Das Efas wurde 2005 nach der Erkenntnis gegründet, dass Menschenleben gerettet und Werte erhalten werden können, wenn Gemeinden rechtzeitig und präzise eine Warnung erhalten. Bis 2011 lief es im Testbetrieb. Seit 2012 ist es Teil der Katastrophenreaktionsstelle „Copernicus“. Es berücksichtigt nicht nur den Niederschlag, im Computer modelliert es auch den Abfluss des Wassers im Gelände.
Wie gut die wissenschaftliche Seite inzwischen funktioniert, zeigen die präzisen Warnungen des Efas vor der aktuellen Katastrophe. Am
10. Juli, vier Tage bevor der Wasserstand gestiegen ist, verschickte das Efas erste Warnungen an die Partnerbehörden in den Mitgliedsstaaten. Die Vorhersagen wurden dann Tag für Tag konkreter. Insgesamt 25 Mitteilungen zum bevorstehenden Hochwasser gingen vom Efas aus.
In Deutschland ist ein wichtiger Ansprechpartner des Efas der Deutsche Wetterdienst in Essen. Am
12. Juli wiesen die Meteorologen dort bereits auf die Gefahr enormer Regenfälle in den später betroffenen Gebieten hin.

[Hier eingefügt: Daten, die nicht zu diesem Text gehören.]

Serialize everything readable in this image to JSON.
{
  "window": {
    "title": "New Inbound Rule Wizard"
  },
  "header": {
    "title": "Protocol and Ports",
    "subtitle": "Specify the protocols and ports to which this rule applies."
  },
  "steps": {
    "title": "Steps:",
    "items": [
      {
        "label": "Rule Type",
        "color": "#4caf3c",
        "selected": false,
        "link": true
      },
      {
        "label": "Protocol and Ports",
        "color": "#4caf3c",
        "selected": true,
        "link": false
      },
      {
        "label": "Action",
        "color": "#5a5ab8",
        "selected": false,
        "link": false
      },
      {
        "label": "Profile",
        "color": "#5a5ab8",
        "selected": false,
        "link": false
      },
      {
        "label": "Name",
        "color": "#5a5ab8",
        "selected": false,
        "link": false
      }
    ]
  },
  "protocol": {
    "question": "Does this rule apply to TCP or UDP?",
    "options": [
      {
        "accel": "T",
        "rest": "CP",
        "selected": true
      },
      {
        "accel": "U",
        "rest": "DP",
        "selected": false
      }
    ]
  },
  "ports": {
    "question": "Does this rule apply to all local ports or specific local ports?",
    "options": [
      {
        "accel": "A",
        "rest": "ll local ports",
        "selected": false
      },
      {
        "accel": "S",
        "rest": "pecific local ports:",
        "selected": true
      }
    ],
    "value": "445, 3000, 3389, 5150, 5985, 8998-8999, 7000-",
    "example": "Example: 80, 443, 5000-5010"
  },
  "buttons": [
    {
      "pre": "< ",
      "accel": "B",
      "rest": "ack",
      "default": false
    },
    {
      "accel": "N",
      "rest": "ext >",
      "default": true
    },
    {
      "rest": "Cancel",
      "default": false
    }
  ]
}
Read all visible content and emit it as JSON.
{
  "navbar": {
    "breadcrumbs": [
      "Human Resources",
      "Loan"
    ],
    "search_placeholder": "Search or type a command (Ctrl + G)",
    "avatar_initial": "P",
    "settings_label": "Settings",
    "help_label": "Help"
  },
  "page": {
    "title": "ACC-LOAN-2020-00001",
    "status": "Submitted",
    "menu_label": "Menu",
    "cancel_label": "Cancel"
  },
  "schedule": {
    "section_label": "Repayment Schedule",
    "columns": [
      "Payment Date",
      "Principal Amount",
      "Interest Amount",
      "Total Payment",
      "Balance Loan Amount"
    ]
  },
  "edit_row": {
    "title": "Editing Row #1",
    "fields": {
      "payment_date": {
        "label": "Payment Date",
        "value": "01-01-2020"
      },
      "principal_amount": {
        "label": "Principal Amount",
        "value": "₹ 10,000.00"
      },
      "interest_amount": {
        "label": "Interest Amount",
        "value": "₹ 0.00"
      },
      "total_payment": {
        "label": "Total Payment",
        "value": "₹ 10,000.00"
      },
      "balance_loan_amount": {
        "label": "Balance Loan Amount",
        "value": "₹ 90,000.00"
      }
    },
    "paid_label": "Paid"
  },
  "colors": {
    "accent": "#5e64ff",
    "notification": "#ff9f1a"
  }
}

Am 13. Juli warnte der Wetterdienst vor extremem Starkregen in kurzer Zeit und nannte einen Bereich „von der Eifel bis zur Mosel“als besonders betroffene Region. Am
14. Juli vormittags wurden die Experten noch deutlicher: „Regional steigt die Hochwassergefahr!“
Die Experten des Efas, des Deutschen Wetterdienstes und weitere Experten wundern sich nun, warum niemand auf ihre Warnungen gehört hat. „Wir haben gut funktionierende Vorhersagemodelle. Aber wofür sind sie gut, wenn keiner danach handelt?“, fragt die Hydrometeorologin Linda Speight von der University of
Reading in Großbritannien. Der Deutsche Wetterdienst weist darauf hin, dass er nur für Warnung zuständig ist, nicht für Evakuierungen oder gar Abdichten von Kellerfenstern.
Auch das Efas gibt keine Empfehlungen für Evakuierungen. Solche Entscheidungen sind Sache der Behörden.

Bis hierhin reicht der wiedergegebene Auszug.